Однако они прошли серьезную философскую школу — школу, в которой они учились сами, без учителей. Ленинградским будущим социологам, в отличие от московских (там еще работали такие профессора, как В.Ф. Асмус, был вне университета, но жил А.Ф. Лосев), учиться было не у кого и самой философии, хотя те, кто был на курс старше нас, застали такого прекрасного знатока философии Нового времени, как Евгения Львовна Зельманова. А учившиеся после нас могли слушать лекции В.П. Тугаринова, В.А. Штоффа, Л.О. Резникова. Не забудем, что на психологическом отделении факультета еще работали такие крупные ученые, как Б.Г. Ананьев. В.Н. Мясищев, Л.М. Веккер. Володя Ядов потом вспоминал, как много ему дало общение с Борисом Герасимовичем Ананьевым. Надо сказать, что целый ряд «непрофильных» предметов нам преподавали блестящие ученые. Среди них — читавший историю древней Греции и Рима Дмитрий Павлович Каллистов, лектор по истории Средних веков Матвей Александрович Гуковский, брат знаменитого литературоведа Григория Александровича, незабываемы были лекции по русской литературе Георгия Пантелеймоновича Макогоненко, по физике — Григория Самуиловича Кватера.

Мне навсегда запомнился методологический урок, который нам преподал в первый месяц обучения на первом курсе Д.П. Каллистов. На занятиях по педагогике нам настоятельно советовали перед прослушиванием лекции прочитать материал по ее теме в учебнике. Мы, еще старательные первокурсники, пытались следовать этому совету. И вот Д.П. Каллистов читает нам очередную лекцию по истории Древней Греции; Володя Ядов задает вопрос лектору:

– Вы говорили, что афиняне послали против спартанцев столько-то кораблей (я не помню конкретную цифру), а вот в учебнике Ковалева написано, что они послали другое количество кораблей.

Дмитрий Павлович спрашивает Володю:

– Вы это прочли у Фукидида или Геродота?
– Нет, — отвечает Володя. — Я это прочел в учебнике Ковалева.

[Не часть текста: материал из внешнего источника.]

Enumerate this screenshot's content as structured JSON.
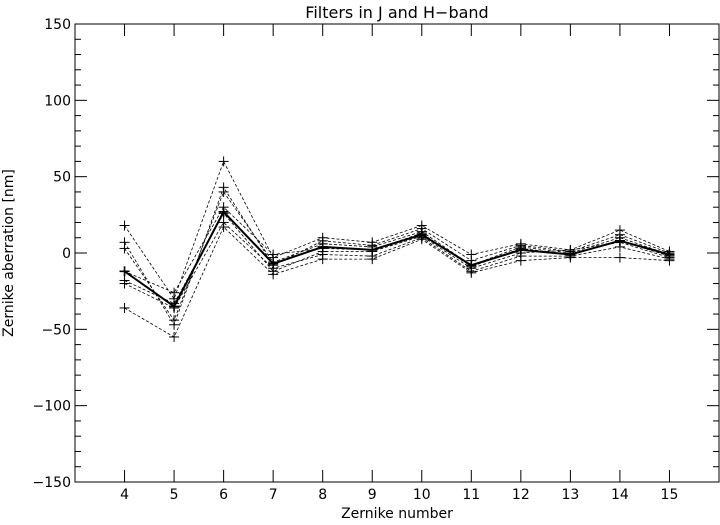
{
  "chart_data": {
    "type": "line",
    "title": "Filters in J and H−band",
    "xlabel": "Zernike number",
    "ylabel": "Zernike aberration [nm]",
    "x": [
      4,
      5,
      6,
      7,
      8,
      9,
      10,
      11,
      12,
      13,
      14,
      15
    ],
    "xlim": [
      3,
      16
    ],
    "ylim": [
      -150,
      150
    ],
    "xticks": [
      "4",
      "5",
      "6",
      "7",
      "8",
      "9",
      "10",
      "11",
      "12",
      "13",
      "14",
      "15"
    ],
    "yticks": [
      "−150",
      "−100",
      "−50",
      "0",
      "50",
      "100",
      "150"
    ],
    "ytick_values": [
      -150,
      -100,
      -50,
      0,
      50,
      100,
      150
    ],
    "grid": false,
    "marker": "+",
    "series": [
      {
        "values": [
          18,
          -30,
          60,
          -3,
          10,
          7,
          18,
          -1,
          6,
          2,
          15,
          1
        ],
        "style": "dashed"
      },
      {
        "values": [
          7,
          -47,
          43,
          -8,
          8,
          5,
          16,
          -5,
          5,
          1,
          12,
          0
        ],
        "style": "dashed"
      },
      {
        "values": [
          3,
          -44,
          40,
          -6,
          6,
          4,
          14,
          -8,
          4,
          0,
          10,
          -1
        ],
        "style": "dashed"
      },
      {
        "values": [
          -12,
          -26,
          30,
          -1,
          3,
          2,
          13,
          -9,
          3,
          -1,
          8,
          -2
        ],
        "style": "dashed"
      },
      {
        "values": [
          -18,
          -33,
          26,
          -12,
          1,
          1,
          11,
          -10,
          0,
          2,
          7,
          -3
        ],
        "style": "dashed"
      },
      {
        "values": [
          -20,
          -36,
          20,
          -10,
          -1,
          -2,
          10,
          -12,
          -2,
          -2,
          4,
          -4
        ],
        "style": "dashed"
      },
      {
        "values": [
          -36,
          -55,
          17,
          -14,
          -4,
          -4,
          9,
          -13,
          -5,
          -3,
          -3,
          -5
        ],
        "style": "dashed"
      },
      {
        "values": [
          -12,
          -35,
          27,
          -7,
          4,
          2,
          12,
          -8,
          2,
          -1,
          8,
          -1
        ],
        "style": "solid-bold"
      }
    ]
  }
}
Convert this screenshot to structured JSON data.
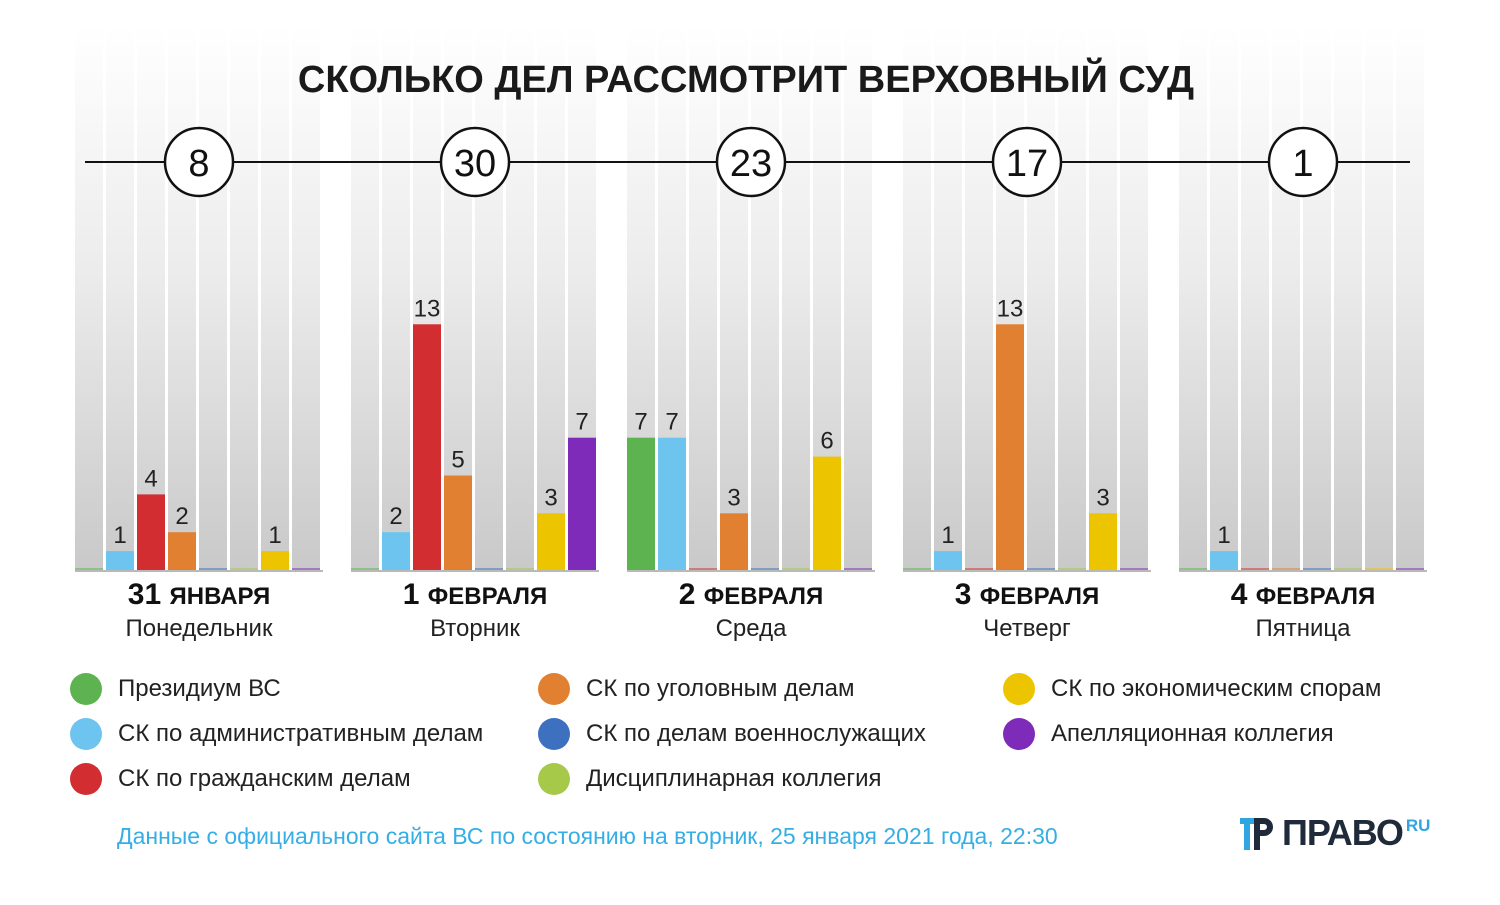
{
  "title": "СКОЛЬКО ДЕЛ РАССМОТРИТ ВЕРХОВНЫЙ СУД",
  "colors": {
    "presidium": "#5cb350",
    "admin": "#6dc4ef",
    "civil": "#d22d30",
    "criminal": "#e08030",
    "military": "#3e70c0",
    "disciplinary": "#a6c94a",
    "economic": "#ecc400",
    "appeal": "#7d2bb8"
  },
  "legend": [
    {
      "key": "presidium",
      "label": "Президиум ВС"
    },
    {
      "key": "admin",
      "label": "СК по административным делам"
    },
    {
      "key": "civil",
      "label": "СК по гражданским делам"
    },
    {
      "key": "criminal",
      "label": "СК по уголовным делам"
    },
    {
      "key": "military",
      "label": "СК по делам военнослужащих"
    },
    {
      "key": "disciplinary",
      "label": "Дисциплинарная коллегия"
    },
    {
      "key": "economic",
      "label": "СК по экономическим спорам"
    },
    {
      "key": "appeal",
      "label": "Апелляционная коллегия"
    }
  ],
  "chart_data": {
    "type": "bar",
    "title": "СКОЛЬКО ДЕЛ РАССМОТРИТ ВЕРХОВНЫЙ СУД",
    "categories": [
      "Президиум ВС",
      "СК по административным делам",
      "СК по гражданским делам",
      "СК по уголовным делам",
      "СК по делам военнослужащих",
      "Дисциплинарная коллегия",
      "СК по экономическим спорам",
      "Апелляционная коллегия"
    ],
    "category_keys": [
      "presidium",
      "admin",
      "civil",
      "criminal",
      "military",
      "disciplinary",
      "economic",
      "appeal"
    ],
    "groups": [
      {
        "date_num": "31",
        "date_month": "ЯНВАРЯ",
        "weekday": "Понедельник",
        "total": "8",
        "values": [
          0,
          1,
          4,
          2,
          0,
          0,
          1,
          0
        ]
      },
      {
        "date_num": "1",
        "date_month": "ФЕВРАЛЯ",
        "weekday": "Вторник",
        "total": "30",
        "values": [
          0,
          2,
          13,
          5,
          0,
          0,
          3,
          7
        ]
      },
      {
        "date_num": "2",
        "date_month": "ФЕВРАЛЯ",
        "weekday": "Среда",
        "total": "23",
        "values": [
          7,
          7,
          0,
          3,
          0,
          0,
          6,
          0
        ]
      },
      {
        "date_num": "3",
        "date_month": "ФЕВРАЛЯ",
        "weekday": "Четверг",
        "total": "17",
        "values": [
          0,
          1,
          0,
          13,
          0,
          0,
          3,
          0
        ]
      },
      {
        "date_num": "4",
        "date_month": "ФЕВРАЛЯ",
        "weekday": "Пятница",
        "total": "1",
        "values": [
          0,
          1,
          0,
          0,
          0,
          0,
          0,
          0
        ]
      }
    ],
    "ylim": [
      0,
      13
    ],
    "legend_position": "bottom"
  },
  "source": "Данные с официального сайта ВС по состоянию на вторник, 25 января 2021 года, 22:30",
  "brand": {
    "name": "ПРАВО",
    "suffix": "RU"
  }
}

– Ах, Ковалева! — сказал Дмитрий Павлович. — Тогда во время перерыва спуститесь на этаж ниже (там была кафедра античной истории) и спросите Сергея Ивановича Ковалёва, почему он так написал.

И мы поняли, что значит учиться в университете, когда тут же работают авторы учебников, и как надо учиться по источникам.

Мы, «философы», компенсировали отсутствие собственно педагогов-философов упорным самостоятельным трудом над первоисточниками, будь то Маркс, Аристотель или Гегель. Эти занятия (могу судить по себе) были отдушиной в атмосфере жуткого времени, в котором мы жили. Да, кое-кто сам был «хунвейбином». Некоторые ими и остались, чем и объясняется острая идейная борьба на факультете в «оттепельные» времена, в результате которой и Кон, и Ядов должны были уйти с факультета. Но и некоторые «хунвейбины» прозрели от тех ударов, которые им нанесла с энтузиазмом защищаемая ими система. Социальный опыт, как положительный, так и отрицательный, полученный нами в период пребывания в чреве Левиафана, многому научил тех, кто решил исследовать это чрево.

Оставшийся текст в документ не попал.